So, purely functional languages have their own class of potentials due to the clear separation between pure and impure code. I have seen several features that are somewhat simpler to implement in Haskell like Nested Data Parallelism or Stream Fusion.
My question is, what are other improvements/optimizations that are more or less unique to Haskell in terms of feasibility/simplicity but not yet implemented? (I mostly care about GHC, but also love to hear about others)
One optimization I'd love to see in GHC is supercompilation. That seems unlikely in the near-future of GHC, though, because it's whole-program optimization, and GHC is very focused on module-at-a-time compilation.

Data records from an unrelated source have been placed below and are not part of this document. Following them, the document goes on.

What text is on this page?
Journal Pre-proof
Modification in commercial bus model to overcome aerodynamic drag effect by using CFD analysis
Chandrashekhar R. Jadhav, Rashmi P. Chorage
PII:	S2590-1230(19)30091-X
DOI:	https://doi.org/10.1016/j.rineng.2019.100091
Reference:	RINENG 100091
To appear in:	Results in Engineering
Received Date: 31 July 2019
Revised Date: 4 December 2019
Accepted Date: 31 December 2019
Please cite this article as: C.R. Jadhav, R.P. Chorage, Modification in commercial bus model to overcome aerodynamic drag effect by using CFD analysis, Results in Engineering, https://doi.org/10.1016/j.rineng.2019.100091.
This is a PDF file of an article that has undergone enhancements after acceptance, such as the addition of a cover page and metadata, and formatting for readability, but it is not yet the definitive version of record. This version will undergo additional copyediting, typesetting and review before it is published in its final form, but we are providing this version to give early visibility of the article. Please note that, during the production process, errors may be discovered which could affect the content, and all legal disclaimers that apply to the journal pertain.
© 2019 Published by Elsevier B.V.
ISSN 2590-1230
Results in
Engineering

Basically, supercompilation is executing as much of a program as possible at compile time. It naturally subsumes inlining, deforestation, specialization, and any number of other techniques. Early experimental results have been promising, but it's a very expensive process. It's hard to see it being a practical optimization, but the concept is ridiculously awesome.

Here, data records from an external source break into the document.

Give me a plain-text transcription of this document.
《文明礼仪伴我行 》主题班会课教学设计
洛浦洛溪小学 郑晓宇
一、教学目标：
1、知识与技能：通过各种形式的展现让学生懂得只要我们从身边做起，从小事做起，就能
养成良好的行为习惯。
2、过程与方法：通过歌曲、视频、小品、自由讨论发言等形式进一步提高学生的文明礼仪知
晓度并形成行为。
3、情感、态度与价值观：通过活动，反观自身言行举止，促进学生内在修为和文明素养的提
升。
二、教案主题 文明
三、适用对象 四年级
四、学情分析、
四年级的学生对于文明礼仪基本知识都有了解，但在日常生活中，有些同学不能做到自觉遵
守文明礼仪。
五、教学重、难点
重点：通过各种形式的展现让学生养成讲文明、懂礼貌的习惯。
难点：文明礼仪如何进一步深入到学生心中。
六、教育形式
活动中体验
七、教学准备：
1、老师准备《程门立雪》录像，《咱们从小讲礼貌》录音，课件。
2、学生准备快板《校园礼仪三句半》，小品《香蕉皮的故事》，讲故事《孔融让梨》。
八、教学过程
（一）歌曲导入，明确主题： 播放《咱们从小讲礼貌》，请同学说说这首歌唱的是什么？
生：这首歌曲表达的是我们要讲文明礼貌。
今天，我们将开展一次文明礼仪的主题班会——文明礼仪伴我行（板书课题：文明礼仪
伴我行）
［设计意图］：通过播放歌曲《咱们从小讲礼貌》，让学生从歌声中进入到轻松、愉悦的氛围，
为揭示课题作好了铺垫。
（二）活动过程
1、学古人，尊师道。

Another issue that SPJ states in his paper on modular supercompilation is combining supercompilation with unboxing. Possibilities for unboxing in supercompiled program are significantly reduced. This causes decrease in performance in comparison with unoptimized program passed through GHC strict-analyser/unboxer. See http://research.microsoft.com/en-us/um/people/simonpj/papers/supercompilation/
Another powerful but also "not yet ready for production use" technique is worker-wrapper transformation.